Cubase 10 - Battling Tempo Detection !?


I have a project that wasn’t recorded to the grid. My client’s drummer just quit her band, and she wants me to replace/re-record the drum tracks(I’m a drummer). I know how to let Cubase detect tempo, and create a tempo track. I also am aware of having the project sync to the tempo track, ect.

My problem is that, for whatever reason, Cubase is analyzing a certain section of the song differently, even though it’s the same tempo. The arrangement gets a lot busier in that part of the song, and Cubase assigns a very different tempo to that section, with a cut time meter. When I then go and try to select a specific tempo, all is find until it gets to that part of the song, then it slows down emmensly.

Anyone have a clue what’s going on here, and moreover, how to fix this?


I do run into this from time to time. Complex transients can cause big tempo changes or half-beat offsets. I’ll do a detection and see how far it gets. Then I’ll cut the event at the end of the good section, manually time warp through the trouble section, cut the event again at that point, and then re-detect tempo from that point on. Repeat as necessary.

Hmmm. I think I tried something similar. Instead of cutting the event I merely pulled the event smaller to left, right before the problematic area. At that point Cubase simply wouldn’t do the calculation. Again, no clue yet what’s going on.

why dont you just render the track stems, reput into a fresh canvas and use superior drummer to make the drums.
add a tempo track to have full control over the BPM

Cubase’s tempo detection never worked for me either.
I use cubase’s beat calculator to tap in the tempo.
Only issue I didn’t figure out why it never works for 6/8 time signatures , works ok in 4/4 tho

The client wants a real musician on the recording (me).

Never tried beat calculator. There main problem I’m having is when the song changes to a slower 3/4 groove. Cubase picks up on it fine, then in the middle of that groove it calculated differently and the “click” gets way off, then back on track. There’s also a breakdown fill section, that the band speeds up a bit on,…and the click totally gets off there, and eventually back in.

Since I have to re-track these drum tracks, I literally HAVE to get a click track conducted, AND I’d like the project to follow a “locked” tempo so I want be trying to fluctuate in exact time with the band’s live tempo variations. I’m sure the Cubase guy “Greg Ondo” could likely sort this out,…but none of his tutorials address this scenario.

Why not record a click track of something like a cowbell in time with the free running audio and ask cubase to do its tempo detection stuff to that. Works for me. Mostly. The tempo detection gets easily confused with complex audio.

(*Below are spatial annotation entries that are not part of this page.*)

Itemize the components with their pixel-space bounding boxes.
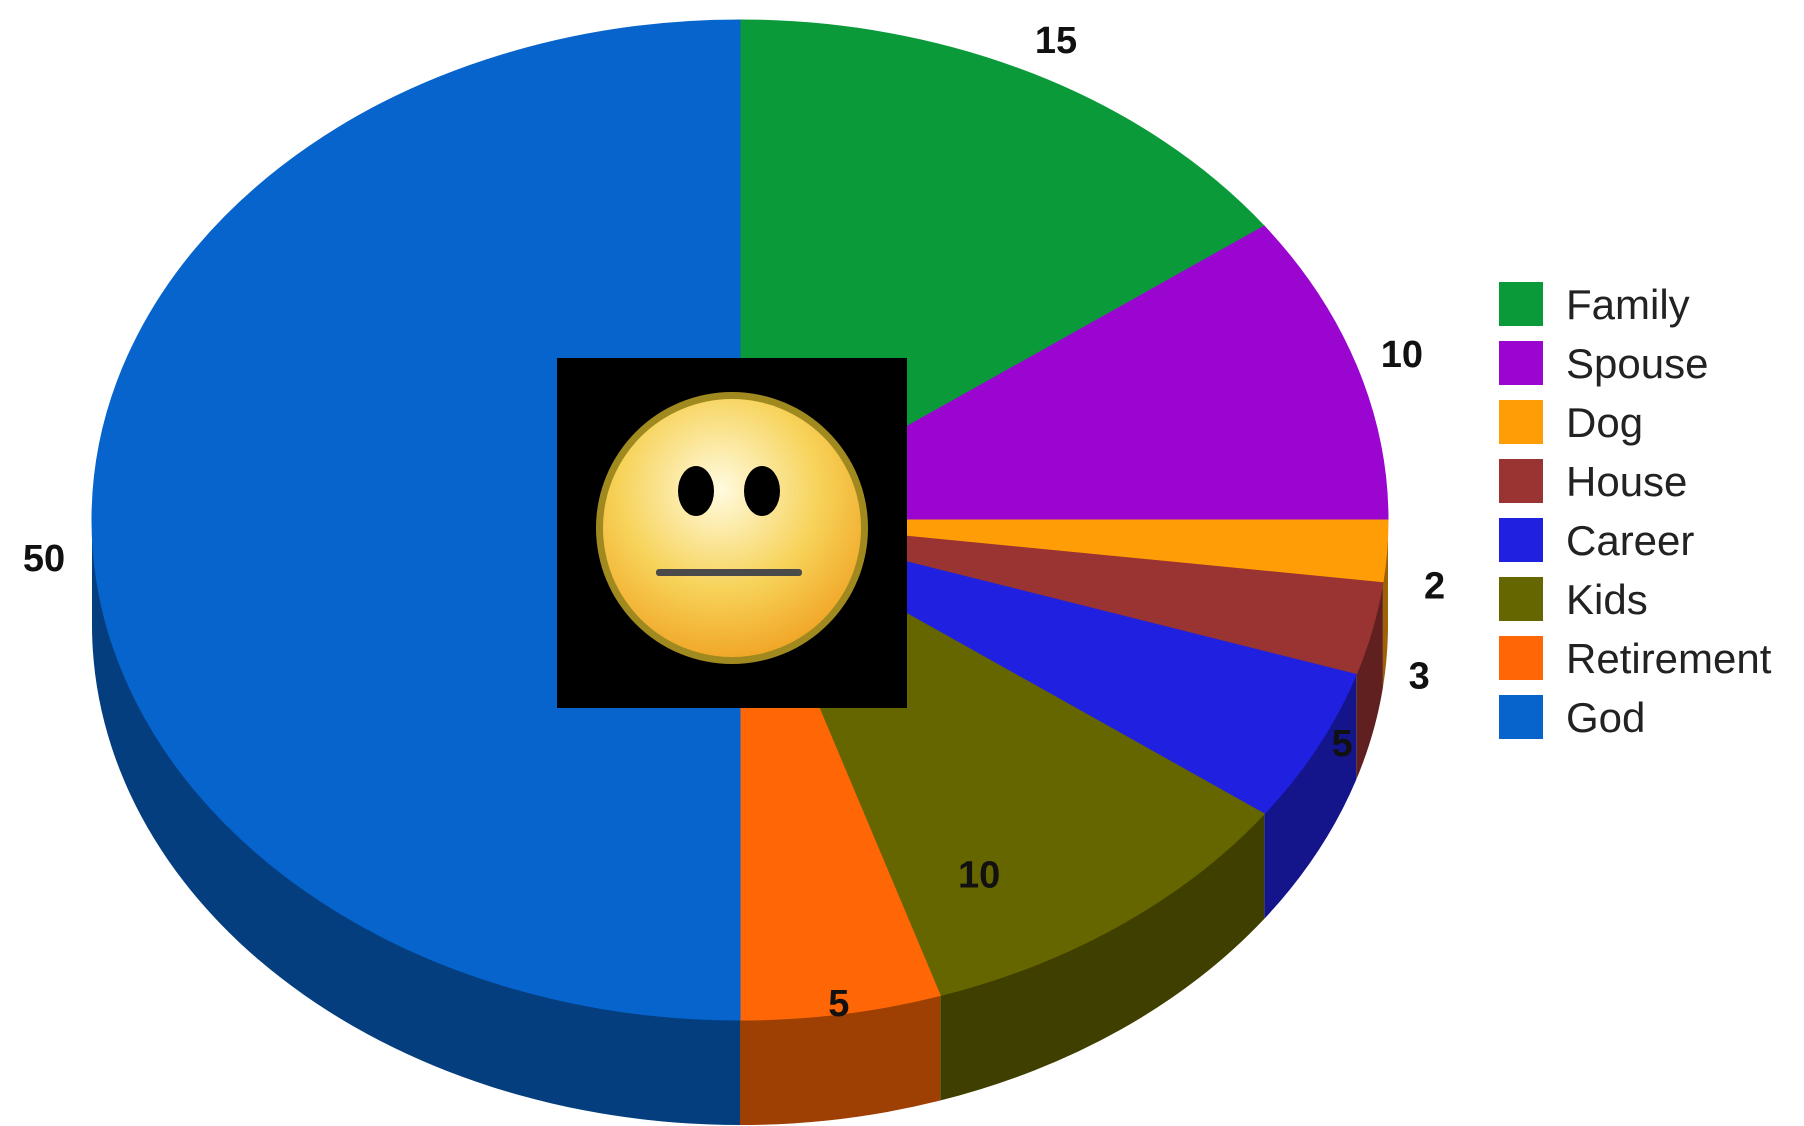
data-label-house: 3 xyxy=(1409,656,1430,698)
slice-god xyxy=(91,19,741,1021)
legend-swatch-god xyxy=(1499,695,1543,739)
neutral-face-icon xyxy=(557,358,907,708)
pie-sides xyxy=(92,520,1388,1125)
data-labels: 15 10 2 3 5 10 5 50 xyxy=(23,20,1445,1025)
legend-swatch-kids xyxy=(1499,577,1543,621)
legend-swatch-family xyxy=(1499,282,1543,326)
data-label-retirement: 5 xyxy=(828,983,849,1025)
data-label-spouse: 10 xyxy=(1381,334,1423,376)
legend-label-house: House xyxy=(1566,458,1687,505)
legend-swatch-retirement xyxy=(1499,636,1543,680)
legend-label-spouse: Spouse xyxy=(1566,340,1708,387)
data-label-career: 5 xyxy=(1332,723,1353,765)
slice-side-kids xyxy=(940,813,1265,1101)
mouth xyxy=(656,569,802,576)
data-label-dog: 2 xyxy=(1424,566,1445,608)
data-label-family: 15 xyxy=(1035,20,1077,62)
legend-label-family: Family xyxy=(1566,281,1690,328)
data-label-kids: 10 xyxy=(958,855,1000,897)
slice-side-retirement xyxy=(740,995,941,1125)
legend-swatch-dog xyxy=(1499,400,1543,444)
legend-label-retirement: Retirement xyxy=(1566,635,1772,682)
slice-side-dog xyxy=(1382,520,1388,688)
right-eye xyxy=(744,466,780,516)
legend-label-career: Career xyxy=(1566,517,1694,564)
legend-label-kids: Kids xyxy=(1566,576,1648,623)
legend-swatch-house xyxy=(1499,459,1543,503)
slice-side-god xyxy=(92,520,740,1125)
slice-side-house xyxy=(1356,582,1383,780)
legend-swatch-career xyxy=(1499,518,1543,562)
data-label-god: 50 xyxy=(23,538,65,580)
legend-swatch-spouse xyxy=(1499,341,1543,385)
legend-label-dog: Dog xyxy=(1566,399,1643,446)
legend: Family Spouse Dog House Career Kids Retirement… xyxy=(1499,281,1772,741)
face xyxy=(603,399,861,657)
slice-side-career xyxy=(1264,674,1357,919)
legend-label-god: God xyxy=(1566,694,1645,741)
left-eye xyxy=(678,466,714,516)
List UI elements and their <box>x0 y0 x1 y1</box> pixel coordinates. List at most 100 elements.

Great minds! Lol… I did just that earlier today. Problem is every time it gets to the tempo change with a 3/4 time, the calculation and consequently the audio “click” gets completely off, only to find it’s way back as soon as the original tempo and 4/4 grove resumes.

I was really hoping to “real in”, so to speak, the band’s tempo fluctuations, so it will be easier for me to record the new drums tracks. I had considered just using my newly recorded click track (I recorded to the band’s tempo variations) to play to,… but that will do nothing really to help me keep up with the tempo variations.

If I could figure out a way to edit Cubase’s tempo detection in regards to rhythmic timing, not tempo, I believe I could then make it work. Not even sure this can be done. I’ve already spent the entire freaking day trying to figure this out, to no avail.

Do you know if we can have Cubase detect tempo for only certain sections at a time? I’ve tried making a duplicate of the drum overhead track, then cutting it right before the tempo and time change, and using that for the tempo decection,…but Cubase just somehow analyzes the entire track again?

I’d use the time warp tool and do it manually - easy, quick, accurate - just look at the waveforms and drag the downbeats so they line up.

You can do it bar by bar, inserting tempo changes on each bar, or my preference is to just average it out and try to see how long I can go before I need to insert a tempo change, trying to minimise the number of tempo changes.

Use the tempo track editor to change time signatures as required.

Are you saying that the existing tracks slow down because you manually altered the tempo track? If so, maybe check in the pool to see if “musical mode” is checked.